Example 8 Results of the product annealing of Example 1, but at 70 ° C decomposition in alkaline medium for 4 h, are summarized in Table 4 according to the method described in Procedure 5. Example 9 Sucrose hydrolysis was converted according to the example. 1, further decomposition of glucose with sodium hypochlorite at 80 ° C in the course of 4 h. Results with the application of this product are summarized in Table 5. In this case too, the product properties were improved at Example 8. Examples 10-14 Test results the procedure of procedure 5, but with the troscortland cements of SPC 325 class Rohoznik, summarizes the tables 6 to 10. Here, table 6 is a pure sucrose solution, in Table 7 the results are with the addition of prepared sucrose according to the example 2, the sucrose treated in Example 8, in Table 9, the sucrose treated in Example 1, but at 70 ° C and in Table 10 of Example 1, but used Sodium boronate as alkaline reagent. By comparing the results with Portland cement and troscortland cementemvidno, the SPC cement is more sensitive to the present sugar and already 0.05% by weight. cement prevents the cement from solidifying during 24 hours. The treatment of sucrose with mono-sucrose and its subsequent reaction in alkali in all cases, i.e. at both lower and higher reaction temperatures with calcium, sodium and hypochlorite, while maintaining good plasticizing effect, shorten the setting time and increase! and the day-to-day strength in dependence of the allowance compartment. In particular, the seven-day strength is enormously high up to 20% higher than the reference result without addition. Example 15 The alkaline sucrose loading products of Example 3A and 3B were tested, as described in Example 5. Cats were made with 0.1% of 3A and 3B and 0.5% of 3A and 3B with PC-400. were performed for 48 hour samples. The results were as follows: strength addition after 48 h 3A 0.1 wt. 42.3 MPa 0.5 wt.
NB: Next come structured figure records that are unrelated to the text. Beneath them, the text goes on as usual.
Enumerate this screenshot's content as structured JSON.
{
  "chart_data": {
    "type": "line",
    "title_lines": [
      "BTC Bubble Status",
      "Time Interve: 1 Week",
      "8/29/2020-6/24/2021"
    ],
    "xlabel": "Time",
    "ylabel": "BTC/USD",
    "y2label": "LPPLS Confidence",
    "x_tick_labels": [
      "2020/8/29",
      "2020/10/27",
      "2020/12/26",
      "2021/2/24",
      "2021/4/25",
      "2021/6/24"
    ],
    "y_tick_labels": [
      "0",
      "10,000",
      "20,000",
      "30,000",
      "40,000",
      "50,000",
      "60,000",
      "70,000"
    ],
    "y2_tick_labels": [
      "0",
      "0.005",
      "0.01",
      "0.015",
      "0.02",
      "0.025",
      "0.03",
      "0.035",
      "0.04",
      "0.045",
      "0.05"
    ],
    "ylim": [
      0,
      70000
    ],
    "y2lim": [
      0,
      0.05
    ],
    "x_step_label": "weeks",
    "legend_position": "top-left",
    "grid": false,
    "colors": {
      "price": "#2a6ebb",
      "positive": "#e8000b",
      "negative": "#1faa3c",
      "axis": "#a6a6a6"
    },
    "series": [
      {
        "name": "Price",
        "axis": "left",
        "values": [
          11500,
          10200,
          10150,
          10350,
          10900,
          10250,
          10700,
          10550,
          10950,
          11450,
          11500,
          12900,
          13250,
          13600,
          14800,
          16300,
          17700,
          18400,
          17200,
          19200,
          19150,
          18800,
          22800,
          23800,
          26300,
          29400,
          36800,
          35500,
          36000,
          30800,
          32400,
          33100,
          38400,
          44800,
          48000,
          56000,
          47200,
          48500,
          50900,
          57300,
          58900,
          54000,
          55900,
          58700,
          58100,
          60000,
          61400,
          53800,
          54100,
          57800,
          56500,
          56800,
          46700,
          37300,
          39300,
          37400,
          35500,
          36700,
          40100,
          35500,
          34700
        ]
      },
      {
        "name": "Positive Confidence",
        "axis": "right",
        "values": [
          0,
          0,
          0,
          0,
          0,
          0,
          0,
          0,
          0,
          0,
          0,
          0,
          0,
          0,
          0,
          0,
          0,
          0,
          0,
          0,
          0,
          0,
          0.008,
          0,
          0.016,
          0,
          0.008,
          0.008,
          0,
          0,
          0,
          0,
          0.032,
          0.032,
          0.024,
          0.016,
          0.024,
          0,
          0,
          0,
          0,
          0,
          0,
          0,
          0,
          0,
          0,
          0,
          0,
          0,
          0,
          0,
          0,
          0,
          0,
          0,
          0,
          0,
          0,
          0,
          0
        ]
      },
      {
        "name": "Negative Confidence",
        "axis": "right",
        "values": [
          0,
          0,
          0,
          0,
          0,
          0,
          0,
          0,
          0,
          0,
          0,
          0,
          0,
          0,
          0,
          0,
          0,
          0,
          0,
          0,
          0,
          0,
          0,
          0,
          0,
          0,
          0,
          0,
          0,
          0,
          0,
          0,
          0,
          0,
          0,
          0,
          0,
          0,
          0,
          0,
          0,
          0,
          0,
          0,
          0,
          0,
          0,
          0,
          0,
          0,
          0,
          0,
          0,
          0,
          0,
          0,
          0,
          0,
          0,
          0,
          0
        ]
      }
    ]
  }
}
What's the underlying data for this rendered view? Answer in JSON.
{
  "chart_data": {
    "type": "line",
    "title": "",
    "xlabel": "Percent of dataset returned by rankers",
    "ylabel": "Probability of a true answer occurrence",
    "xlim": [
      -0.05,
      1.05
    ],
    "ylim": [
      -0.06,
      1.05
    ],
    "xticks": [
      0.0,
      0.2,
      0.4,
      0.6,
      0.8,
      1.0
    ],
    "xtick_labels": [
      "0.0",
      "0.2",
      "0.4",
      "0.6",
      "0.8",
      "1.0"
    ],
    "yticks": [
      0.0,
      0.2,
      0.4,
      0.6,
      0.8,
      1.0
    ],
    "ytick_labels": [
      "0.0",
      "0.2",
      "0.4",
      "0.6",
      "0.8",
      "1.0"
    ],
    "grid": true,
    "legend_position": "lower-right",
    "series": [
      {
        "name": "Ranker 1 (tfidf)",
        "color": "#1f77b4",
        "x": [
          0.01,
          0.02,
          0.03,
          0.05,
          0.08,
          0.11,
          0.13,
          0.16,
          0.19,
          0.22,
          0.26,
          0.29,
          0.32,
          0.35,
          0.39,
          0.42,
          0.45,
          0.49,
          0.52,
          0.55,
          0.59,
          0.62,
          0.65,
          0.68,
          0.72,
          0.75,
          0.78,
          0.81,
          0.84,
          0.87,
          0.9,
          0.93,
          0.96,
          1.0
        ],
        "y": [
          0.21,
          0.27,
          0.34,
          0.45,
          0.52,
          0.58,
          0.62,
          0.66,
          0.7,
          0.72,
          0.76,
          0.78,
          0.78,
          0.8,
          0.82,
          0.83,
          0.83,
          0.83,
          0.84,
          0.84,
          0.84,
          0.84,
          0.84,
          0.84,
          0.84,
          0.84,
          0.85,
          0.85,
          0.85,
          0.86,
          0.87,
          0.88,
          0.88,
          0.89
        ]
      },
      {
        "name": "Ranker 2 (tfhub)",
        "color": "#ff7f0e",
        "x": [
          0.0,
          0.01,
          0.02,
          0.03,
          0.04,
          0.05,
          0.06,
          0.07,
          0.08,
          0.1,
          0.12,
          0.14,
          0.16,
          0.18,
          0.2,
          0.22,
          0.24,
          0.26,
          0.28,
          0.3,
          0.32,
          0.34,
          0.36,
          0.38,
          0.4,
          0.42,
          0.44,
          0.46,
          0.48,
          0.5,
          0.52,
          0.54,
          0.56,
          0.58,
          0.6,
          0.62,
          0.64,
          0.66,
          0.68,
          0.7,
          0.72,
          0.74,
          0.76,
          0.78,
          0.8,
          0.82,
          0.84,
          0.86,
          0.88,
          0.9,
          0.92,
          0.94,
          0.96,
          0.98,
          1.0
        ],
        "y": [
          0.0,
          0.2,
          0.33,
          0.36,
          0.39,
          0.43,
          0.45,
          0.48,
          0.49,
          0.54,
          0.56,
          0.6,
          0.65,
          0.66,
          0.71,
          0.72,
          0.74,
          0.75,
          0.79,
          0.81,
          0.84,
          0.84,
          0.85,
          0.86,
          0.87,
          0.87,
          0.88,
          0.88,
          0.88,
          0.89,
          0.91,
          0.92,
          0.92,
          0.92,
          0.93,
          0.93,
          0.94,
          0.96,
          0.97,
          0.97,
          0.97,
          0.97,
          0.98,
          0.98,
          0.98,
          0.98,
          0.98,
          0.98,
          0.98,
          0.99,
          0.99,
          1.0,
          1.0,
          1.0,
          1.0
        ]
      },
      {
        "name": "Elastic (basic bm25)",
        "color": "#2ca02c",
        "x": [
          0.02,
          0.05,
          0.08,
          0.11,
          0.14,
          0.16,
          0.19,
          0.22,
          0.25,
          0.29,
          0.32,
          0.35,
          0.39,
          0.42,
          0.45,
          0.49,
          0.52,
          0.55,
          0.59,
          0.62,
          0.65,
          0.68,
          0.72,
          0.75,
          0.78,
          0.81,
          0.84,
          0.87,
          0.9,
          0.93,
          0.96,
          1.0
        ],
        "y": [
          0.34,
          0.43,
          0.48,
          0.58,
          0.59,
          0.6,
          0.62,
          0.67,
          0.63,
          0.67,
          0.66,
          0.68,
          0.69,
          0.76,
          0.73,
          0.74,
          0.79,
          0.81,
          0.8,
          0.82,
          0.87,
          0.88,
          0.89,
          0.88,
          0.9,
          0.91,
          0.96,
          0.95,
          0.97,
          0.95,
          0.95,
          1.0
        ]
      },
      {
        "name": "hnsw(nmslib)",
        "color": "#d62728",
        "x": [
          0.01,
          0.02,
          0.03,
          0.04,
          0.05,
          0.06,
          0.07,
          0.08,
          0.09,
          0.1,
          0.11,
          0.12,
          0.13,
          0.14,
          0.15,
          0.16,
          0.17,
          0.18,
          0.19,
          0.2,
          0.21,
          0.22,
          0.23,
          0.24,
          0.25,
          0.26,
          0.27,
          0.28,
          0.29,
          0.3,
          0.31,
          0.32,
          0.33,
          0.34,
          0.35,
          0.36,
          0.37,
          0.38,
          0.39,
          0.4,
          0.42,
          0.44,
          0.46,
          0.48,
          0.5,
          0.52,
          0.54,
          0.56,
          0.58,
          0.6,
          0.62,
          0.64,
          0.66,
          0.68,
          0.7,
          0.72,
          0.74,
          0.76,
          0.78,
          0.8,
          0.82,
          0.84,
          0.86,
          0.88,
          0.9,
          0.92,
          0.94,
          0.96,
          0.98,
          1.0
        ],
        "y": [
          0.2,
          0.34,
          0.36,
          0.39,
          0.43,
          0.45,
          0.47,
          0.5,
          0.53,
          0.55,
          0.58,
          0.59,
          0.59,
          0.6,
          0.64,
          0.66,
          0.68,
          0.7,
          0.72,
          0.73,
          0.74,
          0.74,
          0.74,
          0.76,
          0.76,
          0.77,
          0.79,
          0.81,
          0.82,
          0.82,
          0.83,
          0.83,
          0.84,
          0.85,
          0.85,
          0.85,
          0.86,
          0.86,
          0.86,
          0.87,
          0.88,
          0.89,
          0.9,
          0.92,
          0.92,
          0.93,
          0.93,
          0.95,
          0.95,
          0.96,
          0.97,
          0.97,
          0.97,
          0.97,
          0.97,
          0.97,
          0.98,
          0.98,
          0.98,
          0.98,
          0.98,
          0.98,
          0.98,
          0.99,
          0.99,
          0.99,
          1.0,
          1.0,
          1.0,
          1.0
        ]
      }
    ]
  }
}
2.3 MPa 3B 0.1% wt. 34.8 MPa 0.5 wt. 2.0 MPa In comparison with the results summarized in Table 1 (sucrose shows that the alkaline product itself is level with unadjusted sucrose. Only the first step, ie the acid hydrolysis of sucrose at glucose of Example 1 without addition of (% w / w) sucrose treated in an acidic dilution of the subsequent treatment in an alkaline medium The strengths of the test specimens prepared by the procedure of Example 5 with cement PC-400 were as follows : 0,05 0,10 0,20 0,3 0,5 Strength after 24 h 43,2 40,2 (MPa) Strength results are better than with sachtarose (Table 1), but noticeably worse as in the subsequent treatment in alkaline medium (Tables 2 to 5) 31.1 26.5 6.5 2.3 After testing the product of Example 4, if the strength results at table 4 level were as high as 180 ° C, the resulting monosaccharides are further alkali treated with hydro sodium or calcium oxide at a temperature of 60 to 200 ° C and a pH of 9 to 13. ARTICLE Additive for cementitious mixtures with plasticizing effect prepared by hydrolysis of di- to polysaccharides in sulfuric or oxalic acid at temperatures of 70 ° C.